Like several workers at DTW1 and other Amazon facilities, she learned about the first case of COVID-19 through word of mouth and calls management’s handling of it “slow and secretive.” Last week, rumors that someone had tested positive began circulating at the warehouse. Mario Crippen, another organizer of the walkout, messaged a supervisor about them, and they confirmed there had, in fact, been a positive case. The next day, workers received an official notification, but the robocall said there had been not one but two cases at the facility. The late message, the rapid spread of the new coronavirus in the area (Michigan is now third in the country for coronavirus-related deaths), and rumors about many more cases pending led him to believe infections at the facility were far more widespread than management was admitting.


“I was sitting at work and just thinking to myself, I don’t want to get sick. I have a three month old child at my house, a six year old, and my girlfriend at the house. I don’t want to bring the virus home to them. So what I decided to do is see if I can rally up some people to do a walkout,” Crippen says.

He posted on a private Facebook group and received an immediate response, then printed out flyers to hand out at work. In addition to demanding Amazon immediately shut down the facility for cleaning and send workers home with pay until it’s reopened, they’re also calling for more cleaning supplies, improved safety measures, expanded health benefits, a reduction in the pace of work, and greater transparency around COVID-19 cases at the facility.

Amazon has resisted closing facilities where employees test positive. Workers in at least 19 warehouses in the US have been infected with the new coronavirus so far, according to local news reports, and the company has kept the vast majority running. The few exceptions came only after worker actions or government orders. In Queens, New York, Amazon temporarily closed a facility after employees refused to work their shift upon learning of a COVID-19 case. In Kentucky, Amazon indefinitely shuttered a returns processing facility after the governor ordered it closed. In Italy and Spain, Amazon refused to close facilities where workers were sick, prompting protests.

An Amazon spokesperson previously told The Verge that the company consults with health authorities and medical experts on how to respond to illness among its workforce. If a worker is diagnosed with COVID-19 but hasn’t been in the building for some time or if the area where they worked has already been cleaned during the regular course of business, the facility may not need to be closed, the company said.

Amazon is straining to meet surging demand as millions of Americans under lockdown orders turn to the company for basic necessities. Closing facilities would further impede the company’s delivery system, but failing to assure workers that their safety is being taken seriously poses a potentially greater risk. Two other workers at DTW1 say they support the walkout but wouldn’t be participating because they’d already chosen to stay away out of fear for their health. In Italy, after Amazon refused to close facilities, workers went on strike. Now, workers in the US are increasingly using their new leverage to push the company to close and clean warehouses.

Crippen says 50 to 100 workers have said they support the walkout, but several expressed anxiety after Amazon fired Chris Smalls, the organizer of the Staten Island walkout. Amazon says it let Smalls go for violating quarantine after he came in contact with someone diagnosed with COVID-19; Smalls says he had only passing contact with the worker and was singled out for quarantine in an attempt to silence him. New York City is now investigating his firing.

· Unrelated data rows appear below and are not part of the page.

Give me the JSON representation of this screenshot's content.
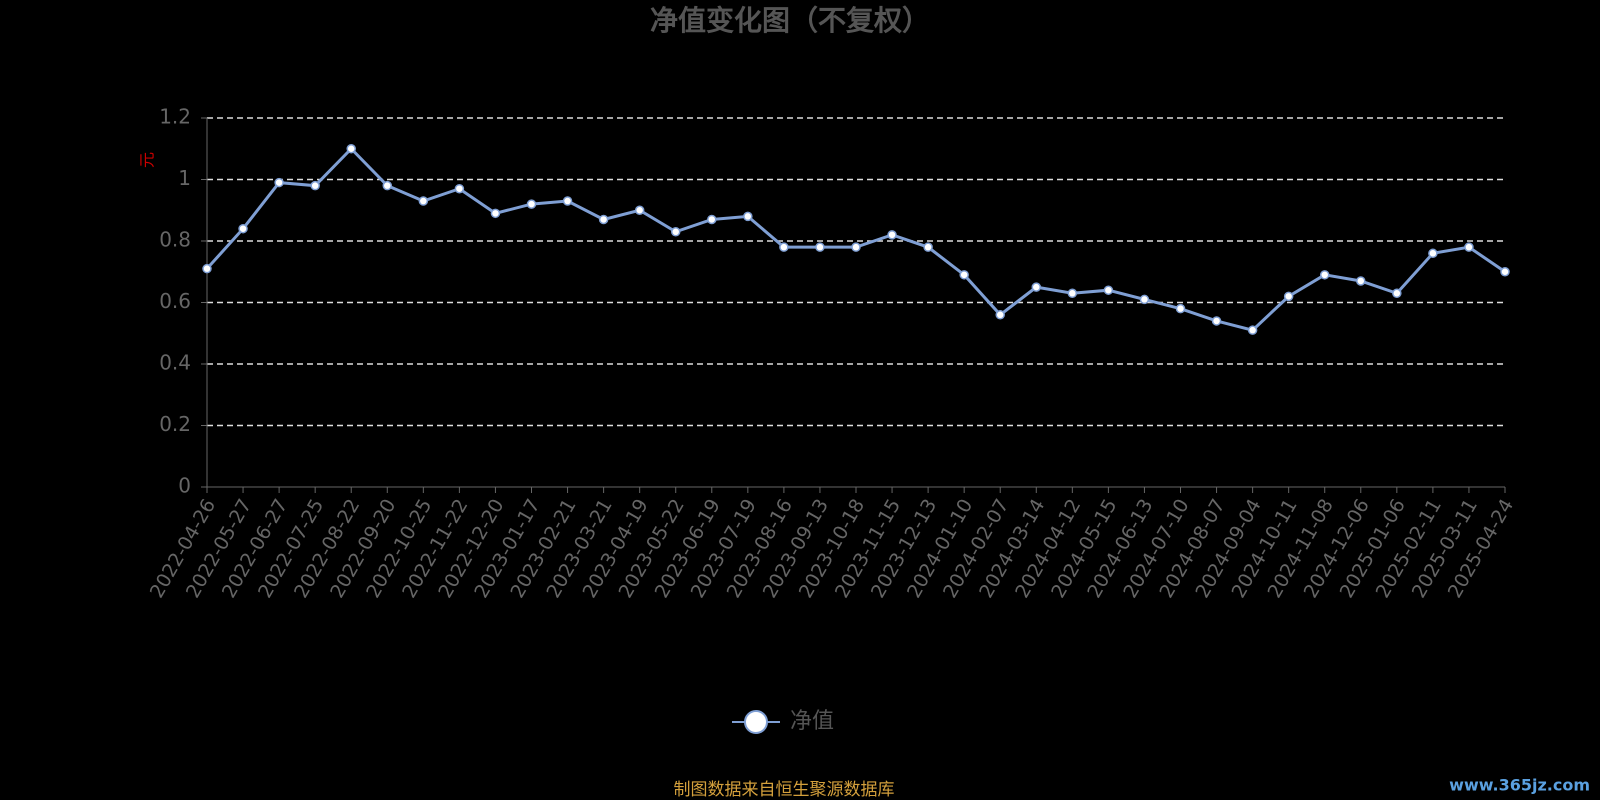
{
  "chart_data": {
    "type": "line",
    "title": "净值变化图（不复权）",
    "y_label": "元",
    "source": "制图数据来自恒生聚源数据库",
    "watermark": "www.365jz.com",
    "categories": [
      "2022-04-26",
      "2022-05-27",
      "2022-06-27",
      "2022-07-25",
      "2022-08-22",
      "2022-09-20",
      "2022-10-25",
      "2022-11-22",
      "2022-12-20",
      "2023-01-17",
      "2023-02-21",
      "2023-03-21",
      "2023-04-19",
      "2023-05-22",
      "2023-06-19",
      "2023-07-19",
      "2023-08-16",
      "2023-09-13",
      "2023-10-18",
      "2023-11-15",
      "2023-12-13",
      "2024-01-10",
      "2024-02-07",
      "2024-03-14",
      "2024-04-12",
      "2024-05-15",
      "2024-06-13",
      "2024-07-10",
      "2024-08-07",
      "2024-09-04",
      "2024-10-11",
      "2024-11-08",
      "2024-12-06",
      "2025-01-06",
      "2025-02-11",
      "2025-03-11",
      "2025-04-24"
    ],
    "series": [
      {
        "name": "净值",
        "color": "#7f9fd4",
        "values": [
          0.71,
          0.84,
          0.99,
          0.98,
          1.1,
          0.98,
          0.93,
          0.97,
          0.89,
          0.92,
          0.93,
          0.87,
          0.9,
          0.83,
          0.87,
          0.88,
          0.78,
          0.78,
          0.78,
          0.82,
          0.78,
          0.69,
          0.56,
          0.65,
          0.63,
          0.64,
          0.61,
          0.58,
          0.54,
          0.51,
          0.62,
          0.69,
          0.67,
          0.63,
          0.76,
          0.78,
          0.7
        ]
      }
    ],
    "ylim": [
      0,
      1.2
    ],
    "yticks": [
      0,
      0.2,
      0.4,
      0.6,
      0.8,
      1,
      1.2
    ],
    "grid": true
  }
}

Smalls’ firing doesn’t worry Crippen. He feels he has to speak out to protect his co-workers and their families, and retaliation would only strengthen the case that Amazon’s policies need to change. “I feel like if I’m afraid of a little retaliation, then I’m not fighting for nobody. There has to be one person to stand up and fight for what’s right, and that’s got to be me,” he says. “They fired [Smalls] because he was standing up for what’s right. So once I stand up for what’s right, you fire me, and then let’s say another building does a walkout, you fire them. What are you trying to hide, Amazon? What are you trying to hide?”